C. : La question des espaces est posée différemment dans chacun de tes films...
X.C. : Dans Le goût du Koumiz, il y avait la Steppe Jaune. Les gens passent, on ne sait trop s'ils s'approchent ou s'ils s’éloignent... non qu'ils soient des spectres ou des fantômes, mais oui, il y a ce suspens, cette manière de faire un peu décalée. Je retrouve ça à l'étalonnage. J'aime poser des conflits « aléatoires » à l'ordinateur, en cumulant des paramètres que je ne maîtrise pas. Je m’étais fixé comme règle d’éliminer tout ce qui basculait dans le noir.
La chamelle blanche évoque un lieu plein de trous. Il s’agit d’une narration par fragments, trouée, créant un carrefour spatio-temporel. C’est le lieu de jonction avec une Zone qui nous parvient du futur.
Au-delà des icebergs évoque la perte du réel. Il s’agit de personnages seuls, très seuls. Ils survivent avec des lambeaux de rêves. Ils vivent un enfermement où tout s’est arrêté. Henri Michaux parle de ralentie, de fluides. (Le travail de Lionel Marchetti a exprimé et traduit cela en flux sonores). Seul le son les maintient en vie. La force de récupération de vie tarde... Je voulais que ce soit quelque chose qui ne bouge pas.
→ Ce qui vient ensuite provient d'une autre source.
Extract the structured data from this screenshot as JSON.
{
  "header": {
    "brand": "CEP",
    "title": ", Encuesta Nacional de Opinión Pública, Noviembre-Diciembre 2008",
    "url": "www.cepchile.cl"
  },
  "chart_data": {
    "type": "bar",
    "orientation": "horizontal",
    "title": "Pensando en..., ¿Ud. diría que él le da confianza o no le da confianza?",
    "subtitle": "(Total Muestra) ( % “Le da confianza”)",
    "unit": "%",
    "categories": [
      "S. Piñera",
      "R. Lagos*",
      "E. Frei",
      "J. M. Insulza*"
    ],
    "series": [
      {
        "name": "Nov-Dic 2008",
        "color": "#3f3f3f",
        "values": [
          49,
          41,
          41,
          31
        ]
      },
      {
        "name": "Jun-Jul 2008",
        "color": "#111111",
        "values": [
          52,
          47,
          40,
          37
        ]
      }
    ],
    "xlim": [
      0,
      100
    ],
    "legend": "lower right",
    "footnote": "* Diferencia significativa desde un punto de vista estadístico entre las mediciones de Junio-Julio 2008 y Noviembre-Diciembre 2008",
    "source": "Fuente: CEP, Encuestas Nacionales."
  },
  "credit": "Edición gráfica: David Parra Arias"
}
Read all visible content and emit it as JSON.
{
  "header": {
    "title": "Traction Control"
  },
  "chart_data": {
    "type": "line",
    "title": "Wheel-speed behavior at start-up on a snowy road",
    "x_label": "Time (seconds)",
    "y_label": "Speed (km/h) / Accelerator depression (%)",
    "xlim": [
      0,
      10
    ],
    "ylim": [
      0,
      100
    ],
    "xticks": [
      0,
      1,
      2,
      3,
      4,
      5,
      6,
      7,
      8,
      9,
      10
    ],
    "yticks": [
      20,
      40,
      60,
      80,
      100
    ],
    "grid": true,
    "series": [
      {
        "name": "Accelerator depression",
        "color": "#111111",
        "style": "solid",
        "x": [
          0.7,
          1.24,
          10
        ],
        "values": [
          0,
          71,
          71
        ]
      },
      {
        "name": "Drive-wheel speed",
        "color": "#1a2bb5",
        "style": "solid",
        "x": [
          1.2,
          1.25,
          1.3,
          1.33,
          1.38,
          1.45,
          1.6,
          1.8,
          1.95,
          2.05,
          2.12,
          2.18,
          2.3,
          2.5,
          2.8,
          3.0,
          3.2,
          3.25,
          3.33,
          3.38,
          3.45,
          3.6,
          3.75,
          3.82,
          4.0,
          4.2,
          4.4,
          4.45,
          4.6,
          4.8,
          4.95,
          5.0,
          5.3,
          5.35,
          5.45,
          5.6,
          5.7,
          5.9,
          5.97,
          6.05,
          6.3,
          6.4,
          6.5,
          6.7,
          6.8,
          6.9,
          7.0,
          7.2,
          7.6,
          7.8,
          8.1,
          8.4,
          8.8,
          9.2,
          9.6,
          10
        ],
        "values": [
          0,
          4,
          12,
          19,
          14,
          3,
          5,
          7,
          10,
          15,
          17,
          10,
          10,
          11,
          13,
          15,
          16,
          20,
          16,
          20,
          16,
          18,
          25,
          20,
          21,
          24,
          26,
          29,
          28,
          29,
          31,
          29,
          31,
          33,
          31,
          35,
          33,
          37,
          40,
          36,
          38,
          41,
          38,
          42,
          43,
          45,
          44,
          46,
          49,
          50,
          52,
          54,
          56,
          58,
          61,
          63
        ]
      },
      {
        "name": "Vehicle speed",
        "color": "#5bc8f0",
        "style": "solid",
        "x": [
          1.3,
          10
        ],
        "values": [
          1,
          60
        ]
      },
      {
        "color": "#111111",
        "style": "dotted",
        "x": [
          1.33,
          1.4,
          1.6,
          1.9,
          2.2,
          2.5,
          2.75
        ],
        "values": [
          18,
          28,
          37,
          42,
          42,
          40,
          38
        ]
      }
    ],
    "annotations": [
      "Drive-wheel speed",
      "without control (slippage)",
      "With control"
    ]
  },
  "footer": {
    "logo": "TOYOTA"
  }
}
Qui soit ténu, de plus en plus ténu.
Michaux parle d'une vie, extrémité d’une branche...
Nous avons tourné le film en 2010. Je voudrais interpeller le spectateur et qu'il s'interroge : comment est-il possible que des gens en arrivent là, à cette sorte de survie si étrange ?
Une autre caractéristique des films immersifs est qu’ils créent leur propre temps, leurs propres correspondances et leurs propres référents. Le film devient une sorte d’organisme vivant. Trouble ou troublé par une carence contextuelle.

 

C. : L'utilisation d'archives donne à tes films, et singulièrement au dernier, une dimension politique...
X.C. : Il m’a semblé intéressant de recourir à des images d’archives pour indiquer la sorte de mutation sociétale, celle de la guerre froide avec ses deux versants, utopie et catastrophe. L’usage critique des archives, comme en miroir, nous connecte avec notre propre inconscient collectif. Ce désir de toucher un inconscient collectif est une caractéristique commune aux trois films.

 

C. : Une image encore…
X.C. : C’est l’image de l’œil du cachalot. Comme lui, mes films ont un côté assez pesant, sombre parfois. Le cachalot est une énorme masse. Son œil est une surface minuscule par rapport à sa taille. Sa zone de pêche se situe à mille mètres de profondeur. C’est là qu’il va chercher les calamars géants dont il se nourrit. Mon travail d’immersion, très lent, ressemble à l’image du cachalot : d'un inconscient personnel, m'immerger profondément dans le film pour atteindre un inconscient collectif.